Presiden PKS, Ahmad Syaikhu mengatakan, ST2N adalah jawaban dari ancaman mandeknya regeneasi petani, peternak, dan nelayan.
Menurutnya, regenerasi di bidang pertanian penting karena menurut data yang ia punya, anak muda yang terjun ke bidang pertanian jumlahnya hanya 2,7 juta.
"Data LIPI menunjukkan bahwa diperkirakan 2065 petani Indonesia akan hilang. Petani muda kita hanya 8 persen yang berusia 20-30 tahun. Sementara 33,4 juta petani berusia di atas 50 tahun," jelasnya.
Dijelaskan, kebutuhan pangan terus meningkat bahkan beberapa sektor masih mengandalkan impor. Salah satunya mengenai daging di mana hampir 60 persen kebutuhan nasional berasal dari impor.

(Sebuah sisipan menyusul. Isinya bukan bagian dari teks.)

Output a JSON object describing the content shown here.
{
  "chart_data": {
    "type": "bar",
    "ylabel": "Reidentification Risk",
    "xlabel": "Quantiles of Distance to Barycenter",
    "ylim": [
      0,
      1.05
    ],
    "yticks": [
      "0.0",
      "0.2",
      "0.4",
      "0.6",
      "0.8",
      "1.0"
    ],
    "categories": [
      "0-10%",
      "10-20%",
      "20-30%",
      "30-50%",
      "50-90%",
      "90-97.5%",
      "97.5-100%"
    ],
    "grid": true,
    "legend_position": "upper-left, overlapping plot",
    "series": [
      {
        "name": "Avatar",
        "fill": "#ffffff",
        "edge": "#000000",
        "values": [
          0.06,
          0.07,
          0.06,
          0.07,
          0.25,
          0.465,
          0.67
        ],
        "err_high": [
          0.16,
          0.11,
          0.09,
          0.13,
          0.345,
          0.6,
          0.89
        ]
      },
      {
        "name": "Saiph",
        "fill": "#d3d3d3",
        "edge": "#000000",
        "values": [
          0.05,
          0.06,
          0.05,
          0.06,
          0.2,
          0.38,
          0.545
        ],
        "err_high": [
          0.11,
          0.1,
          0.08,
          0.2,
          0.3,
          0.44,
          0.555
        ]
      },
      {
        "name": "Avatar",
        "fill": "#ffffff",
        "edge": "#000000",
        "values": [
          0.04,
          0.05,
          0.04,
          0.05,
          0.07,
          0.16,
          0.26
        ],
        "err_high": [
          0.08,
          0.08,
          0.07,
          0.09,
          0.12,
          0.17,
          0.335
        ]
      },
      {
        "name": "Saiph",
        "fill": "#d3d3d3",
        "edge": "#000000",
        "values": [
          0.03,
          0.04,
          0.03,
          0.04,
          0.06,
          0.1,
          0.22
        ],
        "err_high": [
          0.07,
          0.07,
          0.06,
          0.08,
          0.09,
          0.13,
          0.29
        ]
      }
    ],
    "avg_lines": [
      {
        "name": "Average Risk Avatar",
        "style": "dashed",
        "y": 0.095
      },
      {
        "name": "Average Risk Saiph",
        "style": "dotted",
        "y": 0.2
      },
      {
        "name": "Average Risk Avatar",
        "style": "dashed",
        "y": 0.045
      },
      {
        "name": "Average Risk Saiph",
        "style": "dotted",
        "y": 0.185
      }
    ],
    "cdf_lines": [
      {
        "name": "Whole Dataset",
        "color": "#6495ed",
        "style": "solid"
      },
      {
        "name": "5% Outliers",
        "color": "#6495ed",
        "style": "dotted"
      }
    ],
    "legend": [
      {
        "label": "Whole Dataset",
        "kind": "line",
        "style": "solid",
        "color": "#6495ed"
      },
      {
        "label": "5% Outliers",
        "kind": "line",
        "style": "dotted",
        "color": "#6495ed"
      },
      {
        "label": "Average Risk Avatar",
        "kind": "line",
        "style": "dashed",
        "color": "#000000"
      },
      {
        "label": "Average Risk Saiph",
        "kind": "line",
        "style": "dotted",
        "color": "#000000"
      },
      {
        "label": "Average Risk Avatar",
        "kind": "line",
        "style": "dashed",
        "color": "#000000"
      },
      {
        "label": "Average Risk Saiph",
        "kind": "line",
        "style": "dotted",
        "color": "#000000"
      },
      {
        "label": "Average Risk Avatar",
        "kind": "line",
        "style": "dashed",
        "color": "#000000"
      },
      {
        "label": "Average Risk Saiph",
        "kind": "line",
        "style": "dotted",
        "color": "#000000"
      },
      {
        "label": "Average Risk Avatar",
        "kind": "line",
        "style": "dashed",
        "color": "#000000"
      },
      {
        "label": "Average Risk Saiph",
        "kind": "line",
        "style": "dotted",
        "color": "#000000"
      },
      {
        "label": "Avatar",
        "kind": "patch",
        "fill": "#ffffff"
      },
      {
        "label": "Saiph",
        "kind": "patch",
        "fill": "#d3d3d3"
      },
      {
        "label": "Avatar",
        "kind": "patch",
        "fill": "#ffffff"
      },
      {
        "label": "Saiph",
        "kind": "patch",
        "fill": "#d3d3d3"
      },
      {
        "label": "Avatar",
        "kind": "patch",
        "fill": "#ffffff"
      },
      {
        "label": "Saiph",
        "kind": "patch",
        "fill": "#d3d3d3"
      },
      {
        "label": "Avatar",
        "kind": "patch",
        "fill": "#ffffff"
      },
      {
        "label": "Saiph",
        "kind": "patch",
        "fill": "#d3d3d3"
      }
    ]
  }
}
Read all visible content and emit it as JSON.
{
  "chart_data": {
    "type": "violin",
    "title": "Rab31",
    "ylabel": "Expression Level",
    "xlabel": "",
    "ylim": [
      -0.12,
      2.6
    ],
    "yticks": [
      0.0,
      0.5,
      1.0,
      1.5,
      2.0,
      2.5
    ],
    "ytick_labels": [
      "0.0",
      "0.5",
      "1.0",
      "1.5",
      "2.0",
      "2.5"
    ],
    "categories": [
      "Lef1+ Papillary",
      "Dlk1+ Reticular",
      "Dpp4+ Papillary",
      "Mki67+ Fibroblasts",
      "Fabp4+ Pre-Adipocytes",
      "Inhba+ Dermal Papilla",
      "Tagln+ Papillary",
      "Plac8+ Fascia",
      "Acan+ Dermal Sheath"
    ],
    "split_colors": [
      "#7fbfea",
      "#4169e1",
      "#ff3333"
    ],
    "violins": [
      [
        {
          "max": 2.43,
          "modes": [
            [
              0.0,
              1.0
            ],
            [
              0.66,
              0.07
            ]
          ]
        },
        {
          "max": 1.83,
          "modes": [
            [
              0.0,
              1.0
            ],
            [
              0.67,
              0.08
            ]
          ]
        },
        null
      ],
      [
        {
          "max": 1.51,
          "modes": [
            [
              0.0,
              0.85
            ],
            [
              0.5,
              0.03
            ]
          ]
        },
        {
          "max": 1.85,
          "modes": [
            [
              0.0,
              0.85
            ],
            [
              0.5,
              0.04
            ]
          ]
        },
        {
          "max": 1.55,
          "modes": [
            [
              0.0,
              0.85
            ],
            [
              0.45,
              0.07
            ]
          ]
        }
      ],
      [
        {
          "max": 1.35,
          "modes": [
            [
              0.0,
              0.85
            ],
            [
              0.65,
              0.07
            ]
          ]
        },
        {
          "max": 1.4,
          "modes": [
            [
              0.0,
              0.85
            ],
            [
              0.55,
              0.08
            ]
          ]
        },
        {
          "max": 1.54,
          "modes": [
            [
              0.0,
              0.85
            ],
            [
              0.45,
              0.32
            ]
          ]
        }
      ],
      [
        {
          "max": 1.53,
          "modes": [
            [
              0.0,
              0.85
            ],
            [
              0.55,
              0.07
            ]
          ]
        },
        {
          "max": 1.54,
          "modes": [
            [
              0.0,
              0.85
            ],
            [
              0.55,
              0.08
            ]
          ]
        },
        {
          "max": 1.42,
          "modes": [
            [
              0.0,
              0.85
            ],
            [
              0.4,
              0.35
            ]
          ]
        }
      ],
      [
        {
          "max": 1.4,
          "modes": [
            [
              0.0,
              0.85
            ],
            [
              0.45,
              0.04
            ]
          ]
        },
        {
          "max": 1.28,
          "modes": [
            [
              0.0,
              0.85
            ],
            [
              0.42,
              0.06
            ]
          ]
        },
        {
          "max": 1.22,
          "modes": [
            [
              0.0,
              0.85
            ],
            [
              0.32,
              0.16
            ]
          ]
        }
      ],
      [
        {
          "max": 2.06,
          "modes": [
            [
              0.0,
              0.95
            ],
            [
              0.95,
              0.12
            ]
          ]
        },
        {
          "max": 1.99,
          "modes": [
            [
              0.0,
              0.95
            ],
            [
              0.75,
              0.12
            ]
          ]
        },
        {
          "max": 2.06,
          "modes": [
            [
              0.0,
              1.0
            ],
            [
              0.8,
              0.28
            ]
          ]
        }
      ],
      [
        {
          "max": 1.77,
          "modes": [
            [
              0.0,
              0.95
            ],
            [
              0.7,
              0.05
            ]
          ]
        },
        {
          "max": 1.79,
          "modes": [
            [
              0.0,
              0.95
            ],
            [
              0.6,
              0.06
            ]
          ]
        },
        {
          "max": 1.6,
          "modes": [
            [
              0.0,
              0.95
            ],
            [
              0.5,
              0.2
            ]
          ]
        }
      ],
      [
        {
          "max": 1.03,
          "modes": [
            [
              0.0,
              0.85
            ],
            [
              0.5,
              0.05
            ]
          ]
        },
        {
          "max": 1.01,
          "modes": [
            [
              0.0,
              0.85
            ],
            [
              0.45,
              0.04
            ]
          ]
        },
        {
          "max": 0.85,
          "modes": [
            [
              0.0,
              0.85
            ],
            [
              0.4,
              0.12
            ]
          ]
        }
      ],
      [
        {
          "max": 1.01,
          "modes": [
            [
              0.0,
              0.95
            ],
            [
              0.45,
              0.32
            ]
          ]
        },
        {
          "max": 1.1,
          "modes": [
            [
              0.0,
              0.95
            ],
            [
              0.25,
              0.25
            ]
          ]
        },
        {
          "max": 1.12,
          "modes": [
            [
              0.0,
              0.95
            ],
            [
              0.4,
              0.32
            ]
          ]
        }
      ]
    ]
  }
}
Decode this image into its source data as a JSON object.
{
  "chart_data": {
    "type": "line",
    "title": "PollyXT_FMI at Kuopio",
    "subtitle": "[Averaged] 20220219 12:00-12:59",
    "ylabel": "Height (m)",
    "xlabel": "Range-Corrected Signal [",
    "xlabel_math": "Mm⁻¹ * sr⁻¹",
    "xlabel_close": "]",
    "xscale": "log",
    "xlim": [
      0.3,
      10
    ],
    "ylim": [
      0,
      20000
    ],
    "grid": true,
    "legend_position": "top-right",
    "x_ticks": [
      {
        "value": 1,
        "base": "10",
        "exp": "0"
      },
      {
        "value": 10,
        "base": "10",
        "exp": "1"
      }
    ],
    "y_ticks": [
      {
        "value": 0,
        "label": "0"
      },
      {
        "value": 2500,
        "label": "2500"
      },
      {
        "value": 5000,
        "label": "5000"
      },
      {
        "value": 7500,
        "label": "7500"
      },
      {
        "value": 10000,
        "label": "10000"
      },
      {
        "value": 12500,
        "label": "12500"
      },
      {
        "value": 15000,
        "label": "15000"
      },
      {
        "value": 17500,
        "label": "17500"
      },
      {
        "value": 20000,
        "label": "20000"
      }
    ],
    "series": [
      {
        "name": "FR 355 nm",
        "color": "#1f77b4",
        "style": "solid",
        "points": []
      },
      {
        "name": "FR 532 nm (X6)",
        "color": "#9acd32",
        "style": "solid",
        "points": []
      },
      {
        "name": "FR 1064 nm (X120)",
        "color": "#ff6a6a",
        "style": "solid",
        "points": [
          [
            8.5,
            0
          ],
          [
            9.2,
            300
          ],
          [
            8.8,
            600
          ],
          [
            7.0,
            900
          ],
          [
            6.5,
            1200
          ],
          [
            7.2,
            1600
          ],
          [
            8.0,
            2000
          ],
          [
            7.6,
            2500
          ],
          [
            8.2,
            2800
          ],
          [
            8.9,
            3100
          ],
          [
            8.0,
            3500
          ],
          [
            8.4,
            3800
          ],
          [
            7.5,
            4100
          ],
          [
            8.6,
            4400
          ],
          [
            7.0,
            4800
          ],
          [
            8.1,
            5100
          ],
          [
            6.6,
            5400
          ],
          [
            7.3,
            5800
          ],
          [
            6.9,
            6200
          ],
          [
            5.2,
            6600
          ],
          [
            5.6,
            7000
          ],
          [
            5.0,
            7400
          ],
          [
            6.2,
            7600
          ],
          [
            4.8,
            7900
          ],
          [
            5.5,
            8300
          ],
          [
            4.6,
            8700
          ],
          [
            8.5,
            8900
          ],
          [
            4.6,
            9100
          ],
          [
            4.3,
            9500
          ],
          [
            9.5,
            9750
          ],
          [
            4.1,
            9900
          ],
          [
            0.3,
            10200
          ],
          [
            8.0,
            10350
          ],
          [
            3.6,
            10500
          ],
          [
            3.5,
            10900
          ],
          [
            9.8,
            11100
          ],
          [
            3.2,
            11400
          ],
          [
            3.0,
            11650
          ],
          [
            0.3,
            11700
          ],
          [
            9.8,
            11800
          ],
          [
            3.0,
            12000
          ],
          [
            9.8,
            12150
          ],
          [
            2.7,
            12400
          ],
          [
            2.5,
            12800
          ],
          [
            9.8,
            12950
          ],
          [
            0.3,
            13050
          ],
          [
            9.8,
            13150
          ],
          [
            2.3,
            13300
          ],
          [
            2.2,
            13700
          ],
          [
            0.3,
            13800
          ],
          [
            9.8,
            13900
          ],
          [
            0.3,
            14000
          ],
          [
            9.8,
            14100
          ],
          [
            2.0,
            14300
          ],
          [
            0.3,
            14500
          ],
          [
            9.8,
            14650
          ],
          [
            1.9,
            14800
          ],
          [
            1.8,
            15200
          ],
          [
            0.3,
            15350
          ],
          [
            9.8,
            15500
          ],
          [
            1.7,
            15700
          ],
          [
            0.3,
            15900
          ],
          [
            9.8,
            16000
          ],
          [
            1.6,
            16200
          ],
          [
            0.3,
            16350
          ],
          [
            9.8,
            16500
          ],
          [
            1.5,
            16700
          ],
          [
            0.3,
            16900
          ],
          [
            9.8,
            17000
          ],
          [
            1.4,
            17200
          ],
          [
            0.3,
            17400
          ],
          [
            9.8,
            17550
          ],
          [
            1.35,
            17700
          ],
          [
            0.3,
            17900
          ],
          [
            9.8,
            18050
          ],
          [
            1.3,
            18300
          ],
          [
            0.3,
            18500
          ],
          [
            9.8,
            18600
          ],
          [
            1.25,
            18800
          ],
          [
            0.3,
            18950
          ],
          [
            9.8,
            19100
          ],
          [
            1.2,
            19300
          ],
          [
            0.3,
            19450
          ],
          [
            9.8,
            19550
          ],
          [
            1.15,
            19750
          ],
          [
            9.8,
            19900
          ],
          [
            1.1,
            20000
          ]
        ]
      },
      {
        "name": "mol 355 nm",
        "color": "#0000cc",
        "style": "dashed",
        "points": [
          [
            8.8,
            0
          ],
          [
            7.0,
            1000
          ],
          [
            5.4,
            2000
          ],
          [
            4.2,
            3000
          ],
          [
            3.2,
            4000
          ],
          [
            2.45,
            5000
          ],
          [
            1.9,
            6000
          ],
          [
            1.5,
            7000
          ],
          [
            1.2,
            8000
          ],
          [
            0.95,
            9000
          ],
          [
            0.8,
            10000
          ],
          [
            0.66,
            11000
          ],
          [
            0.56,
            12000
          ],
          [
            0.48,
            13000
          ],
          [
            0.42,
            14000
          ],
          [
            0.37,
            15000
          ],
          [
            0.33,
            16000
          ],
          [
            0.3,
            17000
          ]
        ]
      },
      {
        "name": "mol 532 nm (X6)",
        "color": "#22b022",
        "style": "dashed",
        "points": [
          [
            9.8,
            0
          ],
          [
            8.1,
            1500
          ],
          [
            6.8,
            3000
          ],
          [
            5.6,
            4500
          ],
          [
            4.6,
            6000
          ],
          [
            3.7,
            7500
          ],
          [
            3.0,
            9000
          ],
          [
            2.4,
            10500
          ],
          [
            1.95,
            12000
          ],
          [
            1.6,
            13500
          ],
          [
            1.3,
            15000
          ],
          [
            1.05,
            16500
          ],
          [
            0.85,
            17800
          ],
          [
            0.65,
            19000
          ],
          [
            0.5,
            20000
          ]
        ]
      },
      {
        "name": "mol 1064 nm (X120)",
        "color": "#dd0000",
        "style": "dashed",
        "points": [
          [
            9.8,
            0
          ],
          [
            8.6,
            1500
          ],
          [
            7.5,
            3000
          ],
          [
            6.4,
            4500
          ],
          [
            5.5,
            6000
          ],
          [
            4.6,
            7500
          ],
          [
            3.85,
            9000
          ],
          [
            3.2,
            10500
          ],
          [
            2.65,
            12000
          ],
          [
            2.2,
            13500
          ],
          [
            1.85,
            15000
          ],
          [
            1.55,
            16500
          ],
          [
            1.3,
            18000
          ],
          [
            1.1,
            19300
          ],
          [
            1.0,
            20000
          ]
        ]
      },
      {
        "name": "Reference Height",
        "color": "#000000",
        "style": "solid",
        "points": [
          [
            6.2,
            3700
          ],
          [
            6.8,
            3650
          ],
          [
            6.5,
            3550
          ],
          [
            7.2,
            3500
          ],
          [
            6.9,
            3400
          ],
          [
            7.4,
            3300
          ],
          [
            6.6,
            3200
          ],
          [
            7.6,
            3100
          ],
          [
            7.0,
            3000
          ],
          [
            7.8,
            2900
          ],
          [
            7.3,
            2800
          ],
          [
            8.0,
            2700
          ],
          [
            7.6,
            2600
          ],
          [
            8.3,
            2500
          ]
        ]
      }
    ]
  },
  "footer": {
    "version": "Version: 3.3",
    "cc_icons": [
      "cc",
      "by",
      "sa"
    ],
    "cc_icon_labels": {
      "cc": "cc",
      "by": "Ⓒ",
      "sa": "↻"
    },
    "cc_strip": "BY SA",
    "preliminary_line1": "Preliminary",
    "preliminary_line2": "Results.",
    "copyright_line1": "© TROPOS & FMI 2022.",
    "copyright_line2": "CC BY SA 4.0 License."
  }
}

Oleh karenanya, Syaikhu menyebut PR besar bangsa ini adalah memberikan kesejahteraan bagi rakyat, utamanya para petani, peternak, dan nelayan.
"Terlebih pada saat pandemi, sektor pertanian berperan besar menyelematkan perekonomian Indonesia. Selama pandemi, ada sekitar 3 juta petani baru, tapi kesejahteraan petani lokal kita masih jadi tanda tanya," lanjutnya.
Syaikhu berharap, ST2N bisa menjadi sarana pendidikan dan pelatihan para petani, peternak, dan nelayan agar semakin berdaya dan berdikari.
"Sekolah Ternak diharapkan mampu menjadi faktor pengungkit dan laboratorium kebangkitan ekonomi nasional," tutupnya.